HOMELAND
- Author: Cory Doctorow
- Language: English
- Subject: Terrorism, cryptography, computer hackers, Department of Homeland Security, privacy, police state, dystopian young adult fiction
- Genre: Fiction / Cyberpunk
- Publisher: Tor Teen
- Publication date: February 5, 2013
- Publication place: United States
- Media type: Book
- Pages: 400
- ISBN: 978-0-7653-3369-8
- Preceded by: Little Brother
- Followed by: "Lawful Interception" / Attack Surface

= Homeland (Doctorow novel) =

2013 novel by Cory Doctorow

Homeland is a novel by Cory Doctorow, published by Tor Books. It is a sequel to Doctorow's earlier novel, Little Brother. It was released in hardback on February 5, 2013, and subsequently released for download under a Creative Commons (CC-BY-NC-ND) license on Doctorow's website two weeks later on February 19, 2013.

The novel includes two afterword essays by computer security researcher and hacker Jacob Appelbaum, and computer programmer and Internet activist Aaron Swartz.

== Characters ==
- Marcus Yallow—Main protagonist, he is a college dropout who previously led the charge against the Department of Homeland Security in Little Brother.
- Angela Carvelli (Ange)—Marcus's girlfriend.
- Joseph Noss—Independent candidate for the California State Senate. After being introduced by Mitch Kapor at Burning Man, Joe eventually employs Marcus as CTO of his campaign.
- Carrie Johnstone—Main antagonist, Johnstone is now head of security at Zyz, a fictional military contractor.
- Masha—Now a friend of Marcus who gives him the documents about Carrie Johnstone's dirty work as leverage against Carrie
- Jolu (José Luis)—One of Marcus's friends who helps him as he attempts to distribute the contents of the USB drive that Masha gives to him.

== Dedications ==
Homeland is dedicated to Doctorow's wife and daughter, Alice and Poesy. As in Little Brother, Doctorow also dedicates each e-book chapter of Homeland to a different bookstore: Chapters/Indigo, BakkaPhoenix Books, Barnes & Noble, Wild Rumpus, University Book Store at the University of Washington, Mysterious Galaxy, Anderson's Bookshops, Borderlands Books, The Tattered Cover, Uncle Hugo's, RiverRun Bookstore, Gibson's Bookstore, Busboys and Poets, Politics and Prose, Books of Wonder, Powell's Books, Amazon, Forbidden Planet.

== DMCA takedown ==
In May 2013, 20th Century Fox sent a DMCA takedown request to Google to remove links to Cory Doctorow's novel Homeland, on the basis that 20th Century Fox owns an unrelated TV series with the same title.

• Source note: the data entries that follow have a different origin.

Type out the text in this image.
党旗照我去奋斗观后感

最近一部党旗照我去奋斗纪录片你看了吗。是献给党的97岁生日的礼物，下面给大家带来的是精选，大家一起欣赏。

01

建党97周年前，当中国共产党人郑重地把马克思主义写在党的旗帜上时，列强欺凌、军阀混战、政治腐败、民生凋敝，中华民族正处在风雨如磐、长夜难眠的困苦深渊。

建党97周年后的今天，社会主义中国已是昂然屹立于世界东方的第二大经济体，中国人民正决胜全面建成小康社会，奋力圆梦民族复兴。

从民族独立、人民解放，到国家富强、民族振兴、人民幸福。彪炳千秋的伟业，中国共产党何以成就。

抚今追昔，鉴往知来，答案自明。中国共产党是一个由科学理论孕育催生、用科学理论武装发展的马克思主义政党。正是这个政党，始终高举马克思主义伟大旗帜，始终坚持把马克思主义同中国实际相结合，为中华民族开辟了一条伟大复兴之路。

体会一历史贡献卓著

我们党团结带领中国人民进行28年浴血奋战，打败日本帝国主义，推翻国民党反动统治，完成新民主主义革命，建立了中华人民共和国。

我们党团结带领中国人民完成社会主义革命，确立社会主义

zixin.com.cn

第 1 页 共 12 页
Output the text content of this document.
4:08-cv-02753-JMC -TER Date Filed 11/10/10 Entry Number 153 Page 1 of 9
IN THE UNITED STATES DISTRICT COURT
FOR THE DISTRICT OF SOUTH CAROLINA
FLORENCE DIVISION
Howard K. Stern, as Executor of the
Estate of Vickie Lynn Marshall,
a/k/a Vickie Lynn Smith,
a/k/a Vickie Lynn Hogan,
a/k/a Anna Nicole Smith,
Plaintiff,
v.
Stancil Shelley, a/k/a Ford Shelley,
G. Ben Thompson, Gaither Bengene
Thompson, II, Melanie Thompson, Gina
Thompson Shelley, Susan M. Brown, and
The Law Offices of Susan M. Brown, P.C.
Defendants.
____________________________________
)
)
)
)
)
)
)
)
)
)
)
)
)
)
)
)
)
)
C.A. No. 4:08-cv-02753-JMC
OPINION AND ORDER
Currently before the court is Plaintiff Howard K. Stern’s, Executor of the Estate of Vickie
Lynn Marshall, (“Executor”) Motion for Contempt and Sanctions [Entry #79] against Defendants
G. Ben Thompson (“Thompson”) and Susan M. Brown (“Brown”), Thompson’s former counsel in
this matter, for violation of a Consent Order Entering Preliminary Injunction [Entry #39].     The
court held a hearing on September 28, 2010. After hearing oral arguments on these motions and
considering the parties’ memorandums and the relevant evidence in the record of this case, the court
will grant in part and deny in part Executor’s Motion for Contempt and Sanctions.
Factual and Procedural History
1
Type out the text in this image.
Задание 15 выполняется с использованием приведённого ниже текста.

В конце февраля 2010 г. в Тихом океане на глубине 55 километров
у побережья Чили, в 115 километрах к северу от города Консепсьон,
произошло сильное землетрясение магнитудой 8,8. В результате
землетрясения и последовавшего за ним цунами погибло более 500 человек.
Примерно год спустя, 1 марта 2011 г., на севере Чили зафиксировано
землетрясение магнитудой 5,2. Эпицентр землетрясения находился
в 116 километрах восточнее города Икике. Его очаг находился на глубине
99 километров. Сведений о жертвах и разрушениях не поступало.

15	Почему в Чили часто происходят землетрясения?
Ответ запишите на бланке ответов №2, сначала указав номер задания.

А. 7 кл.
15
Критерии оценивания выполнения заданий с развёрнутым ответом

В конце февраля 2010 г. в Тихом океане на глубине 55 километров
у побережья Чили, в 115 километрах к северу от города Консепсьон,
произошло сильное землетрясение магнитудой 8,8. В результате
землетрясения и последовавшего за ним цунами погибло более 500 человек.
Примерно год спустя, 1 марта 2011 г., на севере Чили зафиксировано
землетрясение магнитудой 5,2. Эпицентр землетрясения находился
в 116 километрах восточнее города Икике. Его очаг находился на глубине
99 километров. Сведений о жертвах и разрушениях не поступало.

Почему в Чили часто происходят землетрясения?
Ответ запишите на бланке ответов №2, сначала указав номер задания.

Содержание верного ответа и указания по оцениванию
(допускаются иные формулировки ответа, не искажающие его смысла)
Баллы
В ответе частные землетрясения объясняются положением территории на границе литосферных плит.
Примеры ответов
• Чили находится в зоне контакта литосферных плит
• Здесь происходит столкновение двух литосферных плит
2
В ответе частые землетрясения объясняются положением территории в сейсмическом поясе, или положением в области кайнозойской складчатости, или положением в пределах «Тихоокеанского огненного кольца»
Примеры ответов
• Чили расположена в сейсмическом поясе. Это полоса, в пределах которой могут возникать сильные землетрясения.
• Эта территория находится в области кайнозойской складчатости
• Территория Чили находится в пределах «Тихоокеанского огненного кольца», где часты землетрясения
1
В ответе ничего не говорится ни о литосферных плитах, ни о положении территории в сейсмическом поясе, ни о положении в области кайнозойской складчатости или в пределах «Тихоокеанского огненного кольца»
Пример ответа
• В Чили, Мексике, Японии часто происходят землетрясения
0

When contacted by TorrentFreak, Doctorow expressed that he was "incandescent with rage" and jokingly added "BRING ME THE SEVERED HEAD OF RUPERT MURDOCH!"

==Influence==
In 2013, filmmaker Laura Poitras was reading Homeland while communicating with a source that was actually whistleblower Edward Snowden.
When she met him in The Mira Hotel in Hong Kong, she gave him a copy that he took in his trip ending with exile in Russia.
The book can be seen in his room as he packs in her documentary film CitizenFour.